MEPI emerged from the 2008 reauthorization of the U.S. President’s Emergency Plan for AIDS Relief (PEPFAR), which included a mandate to train 140,000 new health workers in Africa over five years. Through the initiative, the NIH seeks to expand medical education and build health care capacity to combat HIV/AIDS, while also creating a workforce that can address other local health problems across the spectrum of diseases.

“It is vital that we develop medical and research capacity in sub-Saharan Africa so that advances can be quickly adapted for local use,” said NIH Director Francis Collins, M.D., Ph.D., when announcing MEPI. “This program will not only strengthen medical education to produce much-needed caregivers, but will also generate well-trained researchers.”

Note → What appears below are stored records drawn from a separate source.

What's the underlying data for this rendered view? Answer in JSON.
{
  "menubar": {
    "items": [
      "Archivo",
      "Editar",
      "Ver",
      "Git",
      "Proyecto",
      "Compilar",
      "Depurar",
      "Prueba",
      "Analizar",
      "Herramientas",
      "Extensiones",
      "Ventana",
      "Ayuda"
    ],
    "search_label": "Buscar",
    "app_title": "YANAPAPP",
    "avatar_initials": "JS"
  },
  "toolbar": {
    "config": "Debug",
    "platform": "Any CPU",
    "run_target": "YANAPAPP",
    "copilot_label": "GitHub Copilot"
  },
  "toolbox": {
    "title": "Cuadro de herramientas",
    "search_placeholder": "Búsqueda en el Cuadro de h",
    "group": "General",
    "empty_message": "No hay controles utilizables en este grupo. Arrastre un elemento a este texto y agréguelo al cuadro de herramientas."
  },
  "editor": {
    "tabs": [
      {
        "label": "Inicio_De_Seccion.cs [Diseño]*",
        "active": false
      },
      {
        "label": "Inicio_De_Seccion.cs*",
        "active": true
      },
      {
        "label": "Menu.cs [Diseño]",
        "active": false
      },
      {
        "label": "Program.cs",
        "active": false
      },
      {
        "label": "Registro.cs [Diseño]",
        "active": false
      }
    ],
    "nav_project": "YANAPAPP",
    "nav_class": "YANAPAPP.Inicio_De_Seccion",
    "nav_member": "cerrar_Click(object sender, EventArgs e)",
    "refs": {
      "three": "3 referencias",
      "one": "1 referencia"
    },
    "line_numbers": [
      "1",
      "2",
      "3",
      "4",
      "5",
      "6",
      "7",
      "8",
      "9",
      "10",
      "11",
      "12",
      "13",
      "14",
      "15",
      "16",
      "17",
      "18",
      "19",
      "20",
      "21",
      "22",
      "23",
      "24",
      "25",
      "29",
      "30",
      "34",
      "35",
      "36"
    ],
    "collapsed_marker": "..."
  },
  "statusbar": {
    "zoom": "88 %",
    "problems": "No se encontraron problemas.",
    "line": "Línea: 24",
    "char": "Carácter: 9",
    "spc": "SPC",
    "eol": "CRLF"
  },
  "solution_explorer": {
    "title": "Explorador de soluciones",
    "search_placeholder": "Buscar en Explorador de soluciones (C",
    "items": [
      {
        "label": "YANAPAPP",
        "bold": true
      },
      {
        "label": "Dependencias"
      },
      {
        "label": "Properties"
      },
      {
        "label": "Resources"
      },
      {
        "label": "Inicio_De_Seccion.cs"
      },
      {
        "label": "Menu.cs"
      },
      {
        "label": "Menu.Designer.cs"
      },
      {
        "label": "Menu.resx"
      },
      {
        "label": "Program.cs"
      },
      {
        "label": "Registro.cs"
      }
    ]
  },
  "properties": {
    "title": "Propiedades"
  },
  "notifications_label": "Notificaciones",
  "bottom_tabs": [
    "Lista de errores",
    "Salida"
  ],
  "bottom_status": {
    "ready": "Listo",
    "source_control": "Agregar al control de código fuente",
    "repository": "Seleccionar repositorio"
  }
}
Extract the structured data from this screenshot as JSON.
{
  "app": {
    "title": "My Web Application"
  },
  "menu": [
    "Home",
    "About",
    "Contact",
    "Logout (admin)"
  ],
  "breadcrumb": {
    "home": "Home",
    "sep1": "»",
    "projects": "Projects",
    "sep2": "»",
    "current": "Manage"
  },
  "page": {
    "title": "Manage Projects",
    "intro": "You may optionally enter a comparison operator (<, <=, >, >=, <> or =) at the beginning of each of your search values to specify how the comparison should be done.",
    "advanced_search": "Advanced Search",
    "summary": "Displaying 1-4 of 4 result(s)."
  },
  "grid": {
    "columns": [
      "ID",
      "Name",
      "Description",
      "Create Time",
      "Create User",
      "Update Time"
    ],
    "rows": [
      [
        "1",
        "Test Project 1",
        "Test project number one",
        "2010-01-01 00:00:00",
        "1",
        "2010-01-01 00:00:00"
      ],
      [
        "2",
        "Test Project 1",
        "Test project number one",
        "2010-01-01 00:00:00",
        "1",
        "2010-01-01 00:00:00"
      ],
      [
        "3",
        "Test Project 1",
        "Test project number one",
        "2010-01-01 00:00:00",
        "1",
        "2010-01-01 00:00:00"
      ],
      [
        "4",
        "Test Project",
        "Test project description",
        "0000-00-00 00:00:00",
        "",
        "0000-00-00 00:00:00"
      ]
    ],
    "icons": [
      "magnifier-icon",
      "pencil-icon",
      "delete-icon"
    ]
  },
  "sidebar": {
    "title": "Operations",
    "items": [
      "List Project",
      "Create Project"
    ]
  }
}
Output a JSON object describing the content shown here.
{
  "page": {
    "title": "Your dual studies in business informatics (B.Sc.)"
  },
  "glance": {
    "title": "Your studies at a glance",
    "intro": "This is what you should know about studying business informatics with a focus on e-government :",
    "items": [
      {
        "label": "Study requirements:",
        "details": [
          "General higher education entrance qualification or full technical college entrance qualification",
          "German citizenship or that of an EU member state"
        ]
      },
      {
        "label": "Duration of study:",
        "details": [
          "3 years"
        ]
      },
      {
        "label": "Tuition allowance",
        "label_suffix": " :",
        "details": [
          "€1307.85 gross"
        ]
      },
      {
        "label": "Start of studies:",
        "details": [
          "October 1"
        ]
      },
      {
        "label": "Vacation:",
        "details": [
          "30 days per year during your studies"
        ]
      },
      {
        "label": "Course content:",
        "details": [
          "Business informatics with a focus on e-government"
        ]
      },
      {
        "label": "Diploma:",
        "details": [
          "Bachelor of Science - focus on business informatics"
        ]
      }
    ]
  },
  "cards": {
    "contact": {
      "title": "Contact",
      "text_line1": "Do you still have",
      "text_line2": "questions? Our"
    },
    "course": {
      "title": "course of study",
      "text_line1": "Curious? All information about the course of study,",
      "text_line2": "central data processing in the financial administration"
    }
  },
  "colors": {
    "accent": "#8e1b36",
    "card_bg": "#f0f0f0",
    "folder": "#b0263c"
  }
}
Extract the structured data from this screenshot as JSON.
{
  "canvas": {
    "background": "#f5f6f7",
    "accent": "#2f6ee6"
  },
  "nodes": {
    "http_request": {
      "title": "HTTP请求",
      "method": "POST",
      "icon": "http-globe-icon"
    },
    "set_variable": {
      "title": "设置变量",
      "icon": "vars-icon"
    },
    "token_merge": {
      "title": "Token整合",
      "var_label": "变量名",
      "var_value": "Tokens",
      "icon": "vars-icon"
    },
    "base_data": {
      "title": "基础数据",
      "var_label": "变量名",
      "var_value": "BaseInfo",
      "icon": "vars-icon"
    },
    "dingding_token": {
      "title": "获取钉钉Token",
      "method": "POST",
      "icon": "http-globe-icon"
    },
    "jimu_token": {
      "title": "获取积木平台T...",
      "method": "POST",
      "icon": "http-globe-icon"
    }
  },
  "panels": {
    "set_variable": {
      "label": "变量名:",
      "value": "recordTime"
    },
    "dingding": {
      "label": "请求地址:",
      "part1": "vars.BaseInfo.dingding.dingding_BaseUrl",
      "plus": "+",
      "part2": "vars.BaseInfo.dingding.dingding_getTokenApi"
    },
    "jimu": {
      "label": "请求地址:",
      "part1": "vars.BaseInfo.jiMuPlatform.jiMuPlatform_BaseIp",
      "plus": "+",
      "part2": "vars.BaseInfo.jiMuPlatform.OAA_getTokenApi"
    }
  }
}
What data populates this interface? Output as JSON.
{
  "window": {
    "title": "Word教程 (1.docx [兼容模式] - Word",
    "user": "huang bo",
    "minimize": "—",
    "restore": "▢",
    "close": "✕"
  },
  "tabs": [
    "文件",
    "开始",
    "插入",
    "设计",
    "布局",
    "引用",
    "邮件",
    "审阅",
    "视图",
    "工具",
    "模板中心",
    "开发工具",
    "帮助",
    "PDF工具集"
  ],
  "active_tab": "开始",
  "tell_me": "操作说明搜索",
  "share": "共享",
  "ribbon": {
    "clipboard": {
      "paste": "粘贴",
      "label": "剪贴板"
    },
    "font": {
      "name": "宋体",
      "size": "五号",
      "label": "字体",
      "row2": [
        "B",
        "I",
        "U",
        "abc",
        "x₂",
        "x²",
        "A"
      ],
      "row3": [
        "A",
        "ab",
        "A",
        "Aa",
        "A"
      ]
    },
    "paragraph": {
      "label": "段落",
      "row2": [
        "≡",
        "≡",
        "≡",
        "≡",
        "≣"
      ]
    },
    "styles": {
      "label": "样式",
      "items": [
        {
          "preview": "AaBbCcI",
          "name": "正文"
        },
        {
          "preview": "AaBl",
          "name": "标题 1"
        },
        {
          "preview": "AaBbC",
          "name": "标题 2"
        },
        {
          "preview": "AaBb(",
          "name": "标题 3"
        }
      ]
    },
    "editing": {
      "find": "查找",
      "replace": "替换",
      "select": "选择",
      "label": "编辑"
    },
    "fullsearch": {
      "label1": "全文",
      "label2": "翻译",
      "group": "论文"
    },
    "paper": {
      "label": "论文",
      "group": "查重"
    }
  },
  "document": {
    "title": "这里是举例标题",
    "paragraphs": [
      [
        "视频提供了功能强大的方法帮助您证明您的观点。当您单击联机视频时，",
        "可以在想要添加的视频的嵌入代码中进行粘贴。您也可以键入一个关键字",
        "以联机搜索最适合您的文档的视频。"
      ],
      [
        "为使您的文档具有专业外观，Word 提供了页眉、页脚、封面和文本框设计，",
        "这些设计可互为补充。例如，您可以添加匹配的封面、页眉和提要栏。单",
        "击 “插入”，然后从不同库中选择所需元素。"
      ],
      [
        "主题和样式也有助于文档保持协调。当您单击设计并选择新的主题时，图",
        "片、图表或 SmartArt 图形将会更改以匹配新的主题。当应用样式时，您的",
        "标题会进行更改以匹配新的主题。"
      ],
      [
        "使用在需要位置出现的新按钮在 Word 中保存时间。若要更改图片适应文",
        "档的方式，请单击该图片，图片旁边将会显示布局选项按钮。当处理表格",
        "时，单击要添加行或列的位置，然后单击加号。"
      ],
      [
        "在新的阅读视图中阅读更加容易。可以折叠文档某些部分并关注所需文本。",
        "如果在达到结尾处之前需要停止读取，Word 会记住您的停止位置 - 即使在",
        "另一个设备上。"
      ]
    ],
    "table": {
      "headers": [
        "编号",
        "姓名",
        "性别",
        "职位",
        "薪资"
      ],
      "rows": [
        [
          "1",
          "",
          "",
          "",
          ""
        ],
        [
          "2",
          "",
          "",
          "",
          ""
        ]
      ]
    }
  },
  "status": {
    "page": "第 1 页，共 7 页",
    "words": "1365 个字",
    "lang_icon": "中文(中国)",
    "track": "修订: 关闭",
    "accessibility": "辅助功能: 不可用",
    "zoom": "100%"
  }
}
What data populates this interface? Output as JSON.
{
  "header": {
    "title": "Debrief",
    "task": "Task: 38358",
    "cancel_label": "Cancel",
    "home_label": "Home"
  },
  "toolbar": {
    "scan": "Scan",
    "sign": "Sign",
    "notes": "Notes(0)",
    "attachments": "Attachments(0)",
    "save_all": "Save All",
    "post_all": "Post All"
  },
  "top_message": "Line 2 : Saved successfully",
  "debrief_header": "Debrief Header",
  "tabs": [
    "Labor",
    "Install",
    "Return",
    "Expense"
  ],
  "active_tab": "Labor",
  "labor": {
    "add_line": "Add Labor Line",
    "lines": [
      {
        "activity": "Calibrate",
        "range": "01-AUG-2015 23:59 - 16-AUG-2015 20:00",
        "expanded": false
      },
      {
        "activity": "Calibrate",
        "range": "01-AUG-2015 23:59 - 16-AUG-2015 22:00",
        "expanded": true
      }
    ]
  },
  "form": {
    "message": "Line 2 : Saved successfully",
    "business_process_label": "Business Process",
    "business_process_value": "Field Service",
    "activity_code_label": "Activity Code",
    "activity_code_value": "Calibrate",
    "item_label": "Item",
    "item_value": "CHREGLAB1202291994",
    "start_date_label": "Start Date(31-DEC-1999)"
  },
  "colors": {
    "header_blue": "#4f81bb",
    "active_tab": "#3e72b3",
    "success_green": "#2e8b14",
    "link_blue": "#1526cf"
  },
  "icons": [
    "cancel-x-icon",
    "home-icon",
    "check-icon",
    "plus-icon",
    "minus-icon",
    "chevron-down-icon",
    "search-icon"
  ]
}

GW will work with the participating medical schools to establish baseline assets and needs. “We want to get a sense of how their educational engines function in terms of the training they offer, numbers of people trained, and where their graduates practice,” explains Mullan.

Following the initial assessments, GW and its local partner, the African Center for Global Health and Social Transformation, led by Francis Omaswa, M.D., will develop technical support plans that address the specific needs of each school. GW will link the schools to resources and expertise to enhance their basic and clinical science teaching.

Communication is an essential aspect of the project. GW will establish an electronic platform to support information sharing, mutual curricular projects, and data collection between the participants. In addition to regular site visits to each school, the GW team will coordinate an annual symposium for the participants.

Despite the challenges presented by the scale of the project, Mullan and Frehywot recognize the enormous potential MEPI offers for both analysis and contribution. “Assisting these institutions is a rare opportunity to conduct educational service and, if we succeed, impact the medical education systems of an entire continent,” Mullan says.